Le chant du coq, ou plutôt des coqs qui se mirent en action l'un après l'autre, comme des rappels programmés sur le réveil, nous tirèrent du sommeil. Peu après, j'entendis des bruits de moteur et des claquements de portières : les bénévoles commençaient à arriver. Je forçai Sacha à s'activer en le secouant un peu.
- Il faut qu'on se lève.
Je sautai dans mon pantalon et enfilai un pull tandis qu'il s'étirait en bâillant. Quelques minutes plus tard, une tête se risquait par l'entrebâillement de la porte dans notre chambre de fortune. Je reconnus un agent spécialiste des ânes dont j'avais fait la connaissance le jour précédent.

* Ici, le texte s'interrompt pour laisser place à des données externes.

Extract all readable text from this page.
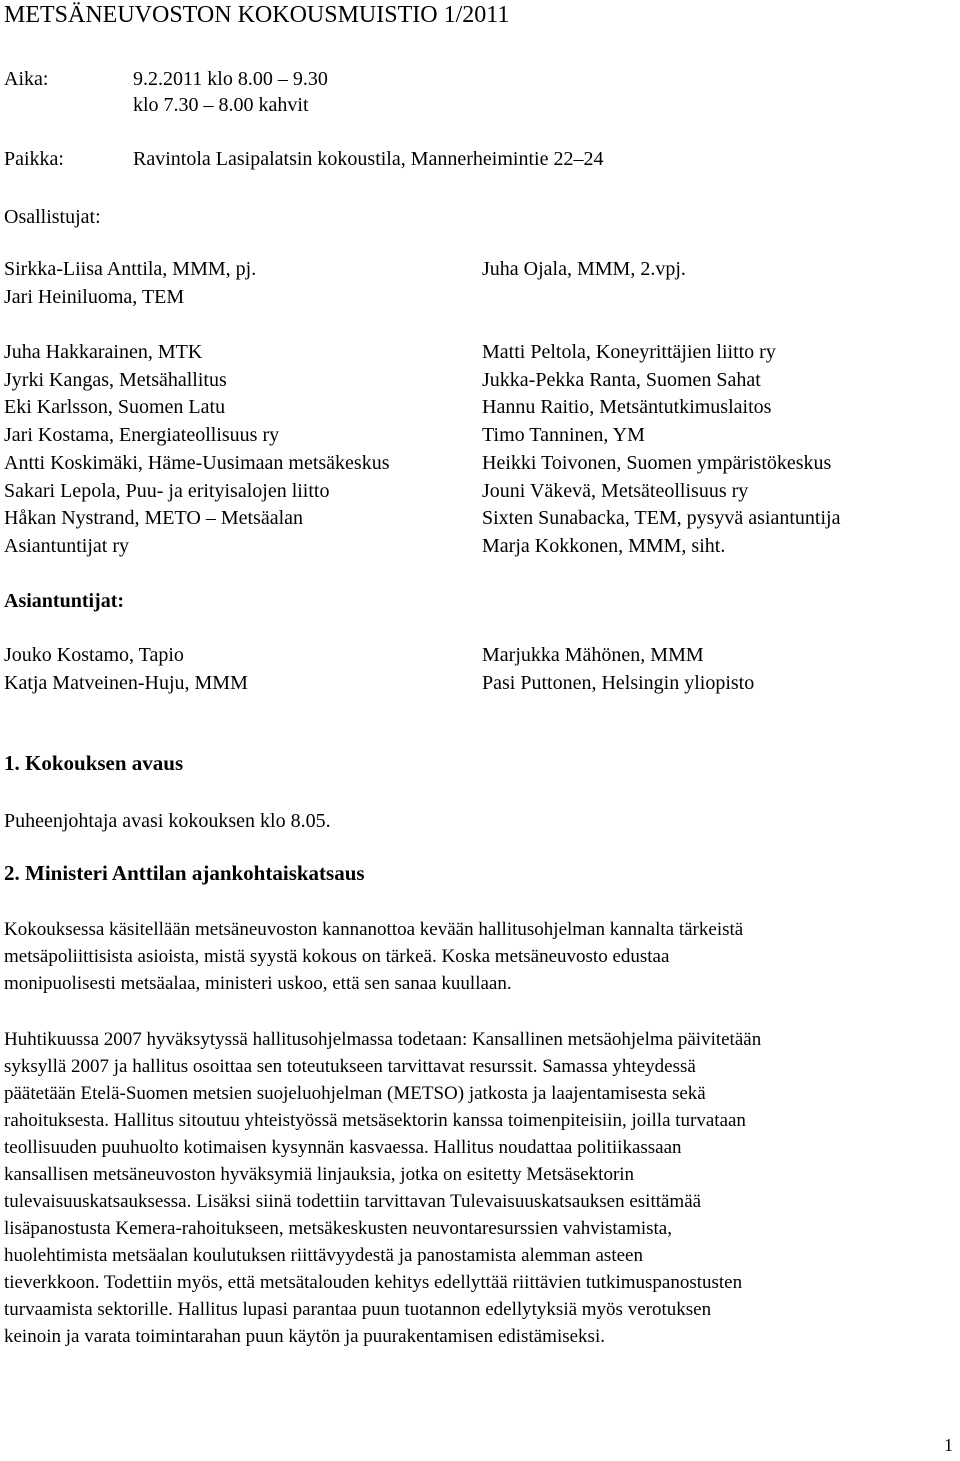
METSÄNEUVOSTON KOKOUSMUISTIO 1/2011
Aika:	9.2.2011 klo 8.00 – 9.30
klo 7.30 – 8.00 kahvit
Paikka:	Ravintola Lasipalatsin kokoustila, Mannerheimintie 22–24
Osallistujat:
Sirkka-Liisa Anttila, MMM, pj.
Jari Heiniluoma, TEM
Juha Ojala, MMM, 2.vpj.
Juha Hakkarainen, MTK
Jyrki Kangas, Metsähallitus
Eki Karlsson, Suomen Latu
Jari Kostama, Energiateollisuus ry
Antti Koskimäki, Häme-Uusimaan metsäkeskus
Sakari Lepola, Puu- ja erityisalojen liitto
Håkan Nystrand, METO – Metsäalan
Asiantuntijat ry
Matti Peltola, Koneyrittäjien liitto ry
Jukka-Pekka Ranta, Suomen Sahat
Hannu Raitio, Metsäntutkimuslaitos
Timo Tanninen, YM
Heikki Toivonen, Suomen ympäristökeskus
Jouni Väkevä, Metsäteollisuus ry
Sixten Sunabacka, TEM, pysyvä asiantuntija
Marja Kokkonen, MMM, siht.
Asiantuntijat:
Jouko Kostamo, Tapio
Katja Matveinen-Huju, MMM
Marjukka Mähönen, MMM
Pasi Puttonen, Helsingin yliopisto
1. Kokouksen avaus
Puheenjohtaja avasi kokouksen klo 8.05.
2. Ministeri Anttilan ajankohtaiskatsaus

Kokouksessa käsitellään metsäneuvoston kannanottoa kevään hallitusohjelman kannalta tärkeistä

metsäpoliittisista asioista, mistä syystä kokous on tärkeä. Koska metsäneuvosto edustaa

monipuolisesti metsäalaa, ministeri uskoo, että sen sanaa kuullaan.

Huhtikuussa 2007 hyväksytyssä hallitusohjelmassa todetaan: Kansallinen metsäohjelma päivitetään

syksyllä 2007 ja hallitus osoittaa sen toteutukseen tarvittavat resurssit. Samassa yhteydessä

päätetään Etelä-Suomen metsien suojeluohjelman (METSO) jatkosta ja laajentamisesta sekä

rahoituksesta. Hallitus sitoutuu yhteistyössä metsäsektorin kanssa toimenpiteisiin, joilla turvataan

teollisuuden puuhuolto kotimaisen kysynnän kasvaessa. Hallitus noudattaa politiikassaan

kansallisen metsäneuvoston hyväksymiä linjauksia, jotka on esitetty Metsäsektorin

tulevaisuuskatsauksessa. Lisäksi siinä todettiin tarvittavan Tulevaisuuskatsauksen esittämää

lisäpanostusta Kemera-rahoitukseen, metsäkeskusten neuvontaresurssien vahvistamista,

huolehtimista metsäalan koulutuksen riittävyydestä ja panostamista alemman asteen

tieverkkoon. Todettiin myös, että metsätalouden kehitys edellyttää riittävien tutkimuspanostusten

turvaamista sektorille. Hallitus lupasi parantaa puun tuotannon edellytyksiä myös verotuksen

keinoin ja varata toimintarahan puun käytön ja puurakentamisen edistämiseksi.

1
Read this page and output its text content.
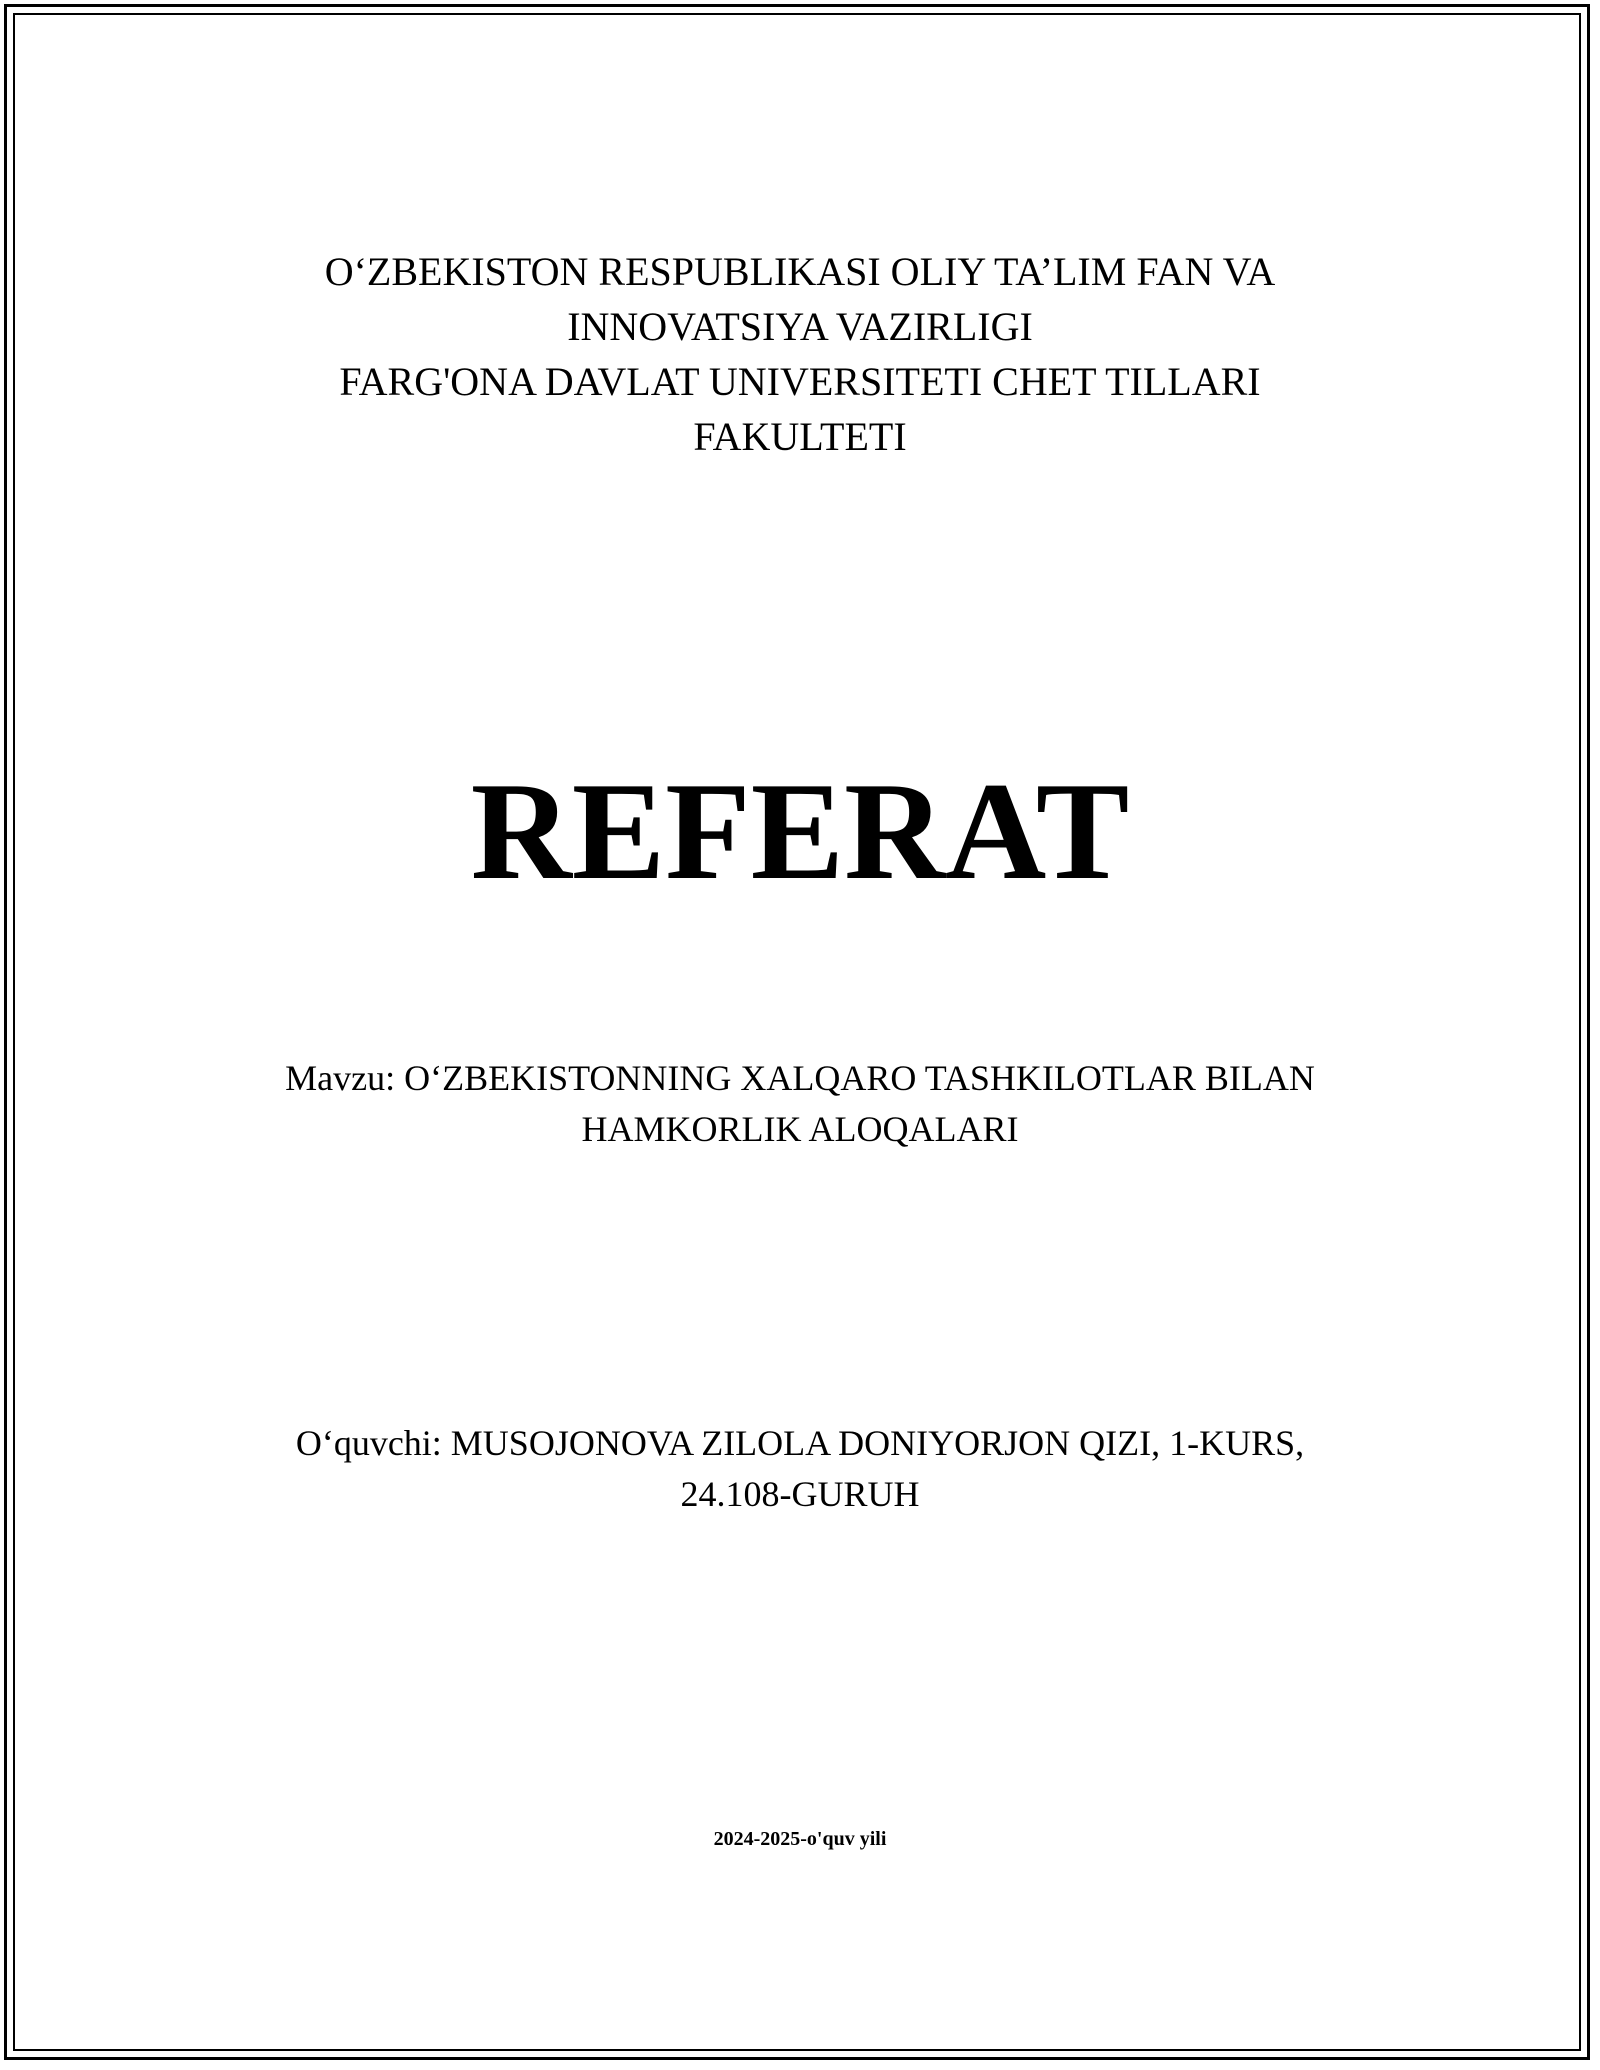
O‘ZBEKISTON RESPUBLIKASI OLIY TA’LIM FAN VA
INNOVATSIYA VAZIRLIGI
FARG'ONA DAVLAT UNIVERSITETI CHET TILLARI
FAKULTETI
REFERAT
Mavzu: O‘ZBEKISTONNING XALQARO TASHKILOTLAR BILAN
HAMKORLIK ALOQALARI
O‘quvchi: MUSOJONOVA ZILOLA DONIYORJON QIZI, 1-KURS,
24.108-GURUH
2024-2025-o'quv yili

Ma mauvaise mémoire des noms me jouait des tours, mais j'étais presque sûr qu'il s'appelait Adrien.
- Vous avez passé une bonne nuit ?
J'acquiesçai en espérant qu'aucune trace de la querelle n'était plus visible sur mon visage.
- Je vais aller nourrir les chevaux, vous voulez m'accompagner ?
Rien ne s'opposait à ce nous le suivions.
- Tu viens, Sacha ? appelai-je.
- Hum !
Il arriva derrière moi, les cheveux en bataille, se montrant à nouveau incapable de prononcer une vraie réponse, tel un enfant de cinq ans. Face à des inconnus, il n'était plus le garçon avec qui j'avais passé la soirée. En un sens, cette attitude le rendait mignon, mais elle sonnait aussi terriblement faux.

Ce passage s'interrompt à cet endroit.